Greg starts out this blogging endeavor with a post about reading. There are a number of ideas mingled in the post from computer technology making information more readily available to the fact that there is so much information out there. “And,” says Greg, “it’s because there is so much to do on a computer that people are straying away from books and other print media.”
I am not anti-book by any means. I majored in English literature as an undergraduate student myself because I love books. I move boxes of them with what seems like annual moves, and even worse my husband has art books. Do you know how heavy those books are? Another caveat, not only do we have tons of books, but my husband is a printmaker. In other words, paper-based things go on at home. But equating with the content of books with the need to read words on a page is missing the point. The recently released Amazon Kindle is one of the steps we are making as a society towards digital distribution of the written word. Is a book less of a book if it is distributed electronically?

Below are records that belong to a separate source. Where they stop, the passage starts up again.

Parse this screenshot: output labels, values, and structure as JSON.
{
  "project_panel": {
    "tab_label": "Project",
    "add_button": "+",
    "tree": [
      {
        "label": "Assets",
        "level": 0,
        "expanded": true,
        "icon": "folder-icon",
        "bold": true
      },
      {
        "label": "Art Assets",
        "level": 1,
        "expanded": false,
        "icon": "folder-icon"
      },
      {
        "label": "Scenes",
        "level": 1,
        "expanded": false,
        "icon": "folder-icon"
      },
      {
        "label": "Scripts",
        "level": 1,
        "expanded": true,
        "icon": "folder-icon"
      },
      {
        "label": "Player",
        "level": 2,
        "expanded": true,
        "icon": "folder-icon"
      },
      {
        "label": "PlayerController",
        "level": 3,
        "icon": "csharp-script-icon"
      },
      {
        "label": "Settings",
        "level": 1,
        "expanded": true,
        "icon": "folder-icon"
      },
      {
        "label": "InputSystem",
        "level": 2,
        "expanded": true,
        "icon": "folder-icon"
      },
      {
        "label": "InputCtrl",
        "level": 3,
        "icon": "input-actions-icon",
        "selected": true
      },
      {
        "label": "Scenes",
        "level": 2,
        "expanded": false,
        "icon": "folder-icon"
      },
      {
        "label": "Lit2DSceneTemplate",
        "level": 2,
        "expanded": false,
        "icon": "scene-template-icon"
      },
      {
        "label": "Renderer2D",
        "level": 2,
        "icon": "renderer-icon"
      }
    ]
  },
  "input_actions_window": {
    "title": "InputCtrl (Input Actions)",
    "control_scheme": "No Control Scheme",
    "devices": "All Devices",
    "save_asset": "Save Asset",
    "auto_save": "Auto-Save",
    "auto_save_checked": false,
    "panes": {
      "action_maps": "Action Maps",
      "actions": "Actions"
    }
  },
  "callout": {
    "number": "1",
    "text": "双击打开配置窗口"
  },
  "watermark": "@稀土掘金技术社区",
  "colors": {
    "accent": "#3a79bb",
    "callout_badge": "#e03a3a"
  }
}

The message I am really getting from Greg’s post is this: The type of reading where one person engages quietly and reflectively with a text *might* best be experienced with a printed page. There are so many distractions in our daily lives that it is not just the literary engagement with the text that is important, it is developing an attention span to engage with something that lasts more than 30 seconds.



writershall said
I’m not in anyway saying that books in a digital format are any less meaningful. What I’m getting at is more that people stray away from reading at all because of computers; right now most books are still in print so that’s the only choice they have to read.
And I do wholly agree with your inerpretation that a quiet and reflective reading might best be experienced with a printed page. I know that I’m always distracted by things on my computer, whether it’s instant messaging or my obsessive need to check me email.
More to the point, though, people tend to stray away from reading books because many times they don’t see a reason for it. With things like Spark Notes and Cliff Notes out and about on the internet, people read actual texts less because they can just look up a summary of it instead.
htillberg said
And I want to be clear that I found the sentiment of your post admirable, and I wanted to separate apart a love of the printed word and its demise in favor of more instantly gratifying entertainment.
I still feel that your comments are about a cultural shift, and what I am unclear about is whether computer technology forced this shift or whether since the Industrial Revolution, the shifting culture demanded the advances in technology…
nlowell said
As an active participant in ‘new media’ I’m finding this whole discussion fascinating.
One of the tenets, I believe of ‘new media’ is that it’s … well … new. The idea is that we have the ability to niche, create, and deliver information, entertainment, and even education using modes and mechanisms that didn’t exist before 1992.
Do these new media require new tropes? Do we need to develop a new cultural vernacular to accommodate them? How does shifting text to audio – or audio to text – or text to video – or radio to RSS – or FM to XM change what/how/what we write?
I’m looking forward to seeing what you think as the semester goes on.